Amid consensus that OSHA''s 30-year old safety standard for cranes is out of date, stakeholders are expecting the agency will soon release a notice about updating the standard through negotiated rulemaking. As of early April there was no indication from OSHA of when, nor a confirmation of whether, a notice of the move might appear in the Federal Register. The item "Cranes, Derricks, Hoists, Elevators, and Conveyors," is listed in the "prerule stage" on the most recent regulatory agenda, published Dec. 3, 2001.
There appears to be no doubt that OSHA is working on updating of the crane rule through negotiated rulemaking for Graham Brent, executive director of the National Commission for the Certification of Crane Operators (NCCCO). Brent, like other stakeholders, believes revising the old rule is overdue.
"The crane rule is 30 years old, and in that time industry thinking has changed, as has the technology," he said. From the NCCCO perspective, operator qualifications are not adequately addressed in the current OSHA rule, which referenced a 1968 version of an American National Standards Institute (ANSI) standard.
Cranes have become more sophisticated in the intervening decades, according to a union official at the International Union of Operating Engineers.

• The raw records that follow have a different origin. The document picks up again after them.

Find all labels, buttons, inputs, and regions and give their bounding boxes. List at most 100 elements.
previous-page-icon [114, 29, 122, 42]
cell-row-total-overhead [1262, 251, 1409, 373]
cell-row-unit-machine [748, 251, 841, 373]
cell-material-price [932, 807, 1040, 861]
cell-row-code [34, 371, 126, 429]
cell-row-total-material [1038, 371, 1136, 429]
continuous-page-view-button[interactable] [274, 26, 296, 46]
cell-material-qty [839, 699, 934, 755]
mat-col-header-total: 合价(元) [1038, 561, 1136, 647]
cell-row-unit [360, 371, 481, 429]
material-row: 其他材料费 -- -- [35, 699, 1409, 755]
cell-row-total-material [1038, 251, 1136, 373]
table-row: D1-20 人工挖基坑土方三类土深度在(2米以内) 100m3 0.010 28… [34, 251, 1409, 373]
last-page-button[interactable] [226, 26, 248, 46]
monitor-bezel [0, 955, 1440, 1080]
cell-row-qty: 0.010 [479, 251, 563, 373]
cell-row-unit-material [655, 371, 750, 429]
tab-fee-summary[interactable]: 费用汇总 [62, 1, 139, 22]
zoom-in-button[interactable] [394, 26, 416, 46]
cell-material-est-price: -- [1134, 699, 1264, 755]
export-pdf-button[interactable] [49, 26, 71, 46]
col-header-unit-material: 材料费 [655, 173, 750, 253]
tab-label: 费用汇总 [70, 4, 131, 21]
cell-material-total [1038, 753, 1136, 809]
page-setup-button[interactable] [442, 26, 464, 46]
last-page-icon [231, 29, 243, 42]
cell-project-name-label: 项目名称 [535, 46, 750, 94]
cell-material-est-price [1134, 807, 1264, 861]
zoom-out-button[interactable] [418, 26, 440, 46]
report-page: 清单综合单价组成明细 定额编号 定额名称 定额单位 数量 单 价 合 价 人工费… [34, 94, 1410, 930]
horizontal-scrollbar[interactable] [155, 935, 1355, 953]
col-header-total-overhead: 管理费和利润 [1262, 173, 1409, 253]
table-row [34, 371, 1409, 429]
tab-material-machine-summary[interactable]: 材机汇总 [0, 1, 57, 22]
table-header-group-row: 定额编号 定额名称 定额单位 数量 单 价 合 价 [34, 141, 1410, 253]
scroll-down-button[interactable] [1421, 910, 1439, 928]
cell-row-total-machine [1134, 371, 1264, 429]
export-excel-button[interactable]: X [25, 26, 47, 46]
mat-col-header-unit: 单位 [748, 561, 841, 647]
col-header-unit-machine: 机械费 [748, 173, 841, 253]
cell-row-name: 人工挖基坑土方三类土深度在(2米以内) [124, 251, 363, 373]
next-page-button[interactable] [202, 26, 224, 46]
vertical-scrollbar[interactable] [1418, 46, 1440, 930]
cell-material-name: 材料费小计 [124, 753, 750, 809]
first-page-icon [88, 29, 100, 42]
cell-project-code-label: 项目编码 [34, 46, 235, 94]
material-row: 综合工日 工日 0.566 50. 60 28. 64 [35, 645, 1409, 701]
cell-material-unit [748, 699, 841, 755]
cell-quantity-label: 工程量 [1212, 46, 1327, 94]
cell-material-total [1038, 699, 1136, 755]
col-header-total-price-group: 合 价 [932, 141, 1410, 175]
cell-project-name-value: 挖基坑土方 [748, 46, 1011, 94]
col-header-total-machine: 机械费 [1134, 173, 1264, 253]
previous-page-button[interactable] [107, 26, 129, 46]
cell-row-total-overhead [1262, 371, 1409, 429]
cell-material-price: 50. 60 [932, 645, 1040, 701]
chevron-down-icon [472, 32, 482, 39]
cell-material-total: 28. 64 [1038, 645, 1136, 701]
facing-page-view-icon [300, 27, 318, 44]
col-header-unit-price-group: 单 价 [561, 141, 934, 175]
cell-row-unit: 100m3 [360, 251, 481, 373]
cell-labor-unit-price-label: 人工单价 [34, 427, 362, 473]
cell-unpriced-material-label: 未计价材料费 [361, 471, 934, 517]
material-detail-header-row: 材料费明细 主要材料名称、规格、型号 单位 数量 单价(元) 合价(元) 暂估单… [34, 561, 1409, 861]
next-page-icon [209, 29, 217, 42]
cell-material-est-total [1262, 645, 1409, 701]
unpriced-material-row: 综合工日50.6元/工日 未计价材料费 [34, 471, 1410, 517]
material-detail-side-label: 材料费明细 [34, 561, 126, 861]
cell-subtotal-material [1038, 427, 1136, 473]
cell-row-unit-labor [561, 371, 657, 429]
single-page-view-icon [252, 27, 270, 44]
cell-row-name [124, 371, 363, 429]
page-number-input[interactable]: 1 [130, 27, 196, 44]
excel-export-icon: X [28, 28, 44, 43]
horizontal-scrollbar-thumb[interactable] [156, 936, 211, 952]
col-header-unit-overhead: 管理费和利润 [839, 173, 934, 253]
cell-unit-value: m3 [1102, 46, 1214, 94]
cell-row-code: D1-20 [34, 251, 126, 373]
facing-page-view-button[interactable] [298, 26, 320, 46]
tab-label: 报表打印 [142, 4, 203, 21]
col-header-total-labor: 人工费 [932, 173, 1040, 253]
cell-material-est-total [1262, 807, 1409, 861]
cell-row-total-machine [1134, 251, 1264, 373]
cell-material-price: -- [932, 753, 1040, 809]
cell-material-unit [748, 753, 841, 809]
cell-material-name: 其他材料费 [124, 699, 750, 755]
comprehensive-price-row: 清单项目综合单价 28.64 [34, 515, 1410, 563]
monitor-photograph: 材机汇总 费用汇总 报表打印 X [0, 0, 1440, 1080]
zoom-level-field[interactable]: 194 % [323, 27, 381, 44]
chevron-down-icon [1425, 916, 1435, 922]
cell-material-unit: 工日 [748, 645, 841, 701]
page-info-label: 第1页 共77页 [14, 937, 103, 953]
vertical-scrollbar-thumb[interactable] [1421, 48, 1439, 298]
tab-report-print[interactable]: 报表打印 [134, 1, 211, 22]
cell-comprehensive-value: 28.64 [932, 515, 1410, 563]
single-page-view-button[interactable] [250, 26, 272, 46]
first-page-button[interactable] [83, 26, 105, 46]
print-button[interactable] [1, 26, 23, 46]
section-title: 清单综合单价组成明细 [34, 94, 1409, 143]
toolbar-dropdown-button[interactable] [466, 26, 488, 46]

"Hydraulic cranes were almost non-existent back in the 60''s," said the official. "Now most cranes are hydraulic." As a result, crane operators have to understand more about the machine and load charts; they cannot rely on feeling the crane start to tip to determine whether it is over-loaded.
John Molovich, safety and health representative for the United Steelworkers of America, is a veteran of negotiated rulemaking for the steel erection rule SENRAC. He said he expects OSHA will use this process to update the crane rule, and added that he thinks OSHA also ought to update the general industry standard for overhead cranes.
"In the past this took a back seat to hotter issues, like ergonomics," he said. "I and my organization would like to see them attack both rules."